Ah, saudara-saudara, mengapa toh begini.  Apa memang bangsa Indonesia itu ditakdirkan Tuhan menjadi bangsa inlander, bangsa yang pecah-belah, bangsa yang tak mampu mengangkat dirinya ke taraf yang lebih tinggi. Saya yakin tidak. Tetapi saya kira bangsa Indonesia salah sistim politiknya, terutama sekali dalam masa perpindahan ini. Bangsa Indonesia dan rakyat Indonesia telah "disalah-gunakan" oleh pemimpin-pemimpinnya dalam rock-and-rollnya demokrasi-omong yang tak kenal batas, demokrasi-omong yang tak kenal disiplin, demokrasi-omong yang tak kenal pimpinan.

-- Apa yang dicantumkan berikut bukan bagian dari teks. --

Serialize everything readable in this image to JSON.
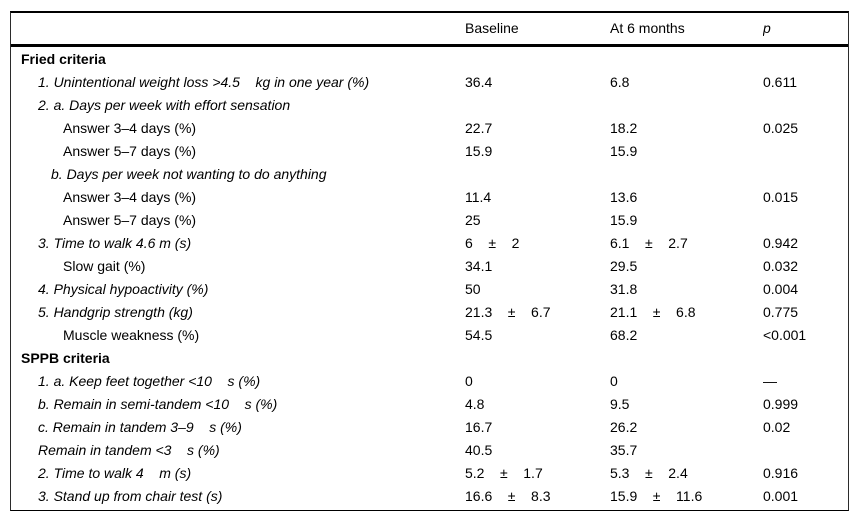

Ya, demokrasi yang tak kenal pimpinan. Demokrasi kita demokrasi yang tak terpimpin. Demokrasi kita demokrasi "free fight liberalism". Demokrasi kita demokrasi "hantam-kromo", demokrasi "asal bebas mengeluarkan pendapat", demokrasi bebas mengkritik, bebas mengejek, bebas mencemooh, bebas ( bebas bebas zonder leiderschap, zonder management ke arah tujuan yang satu). 

Demokrasi kita ialah demokrasi yang hanya mendewa-dewakan kebebasan, hanya mengkeramatkan kebebasan. Demokrasi yang di dalamnya tak ada yang keramat kecuali kebebasan itu sendiri. Demokrasi kita ialah demokrasi yang di dalamnya ”niets wordt ontzien behalve de vrijheid zelve”. Kritik ke kiri, diejek ke kanan, kejam di depan, fitnah ke belakang, sanggah ke atas, cemooh ke bawah. Hanya satu yang tidak dikritik, hanya satu yang tidak diejek, tidak dikecam, tidak difitnah, tidak disanggah, tidak dicemooh, yaitu ... ”kebebasan omong” itu sendiri.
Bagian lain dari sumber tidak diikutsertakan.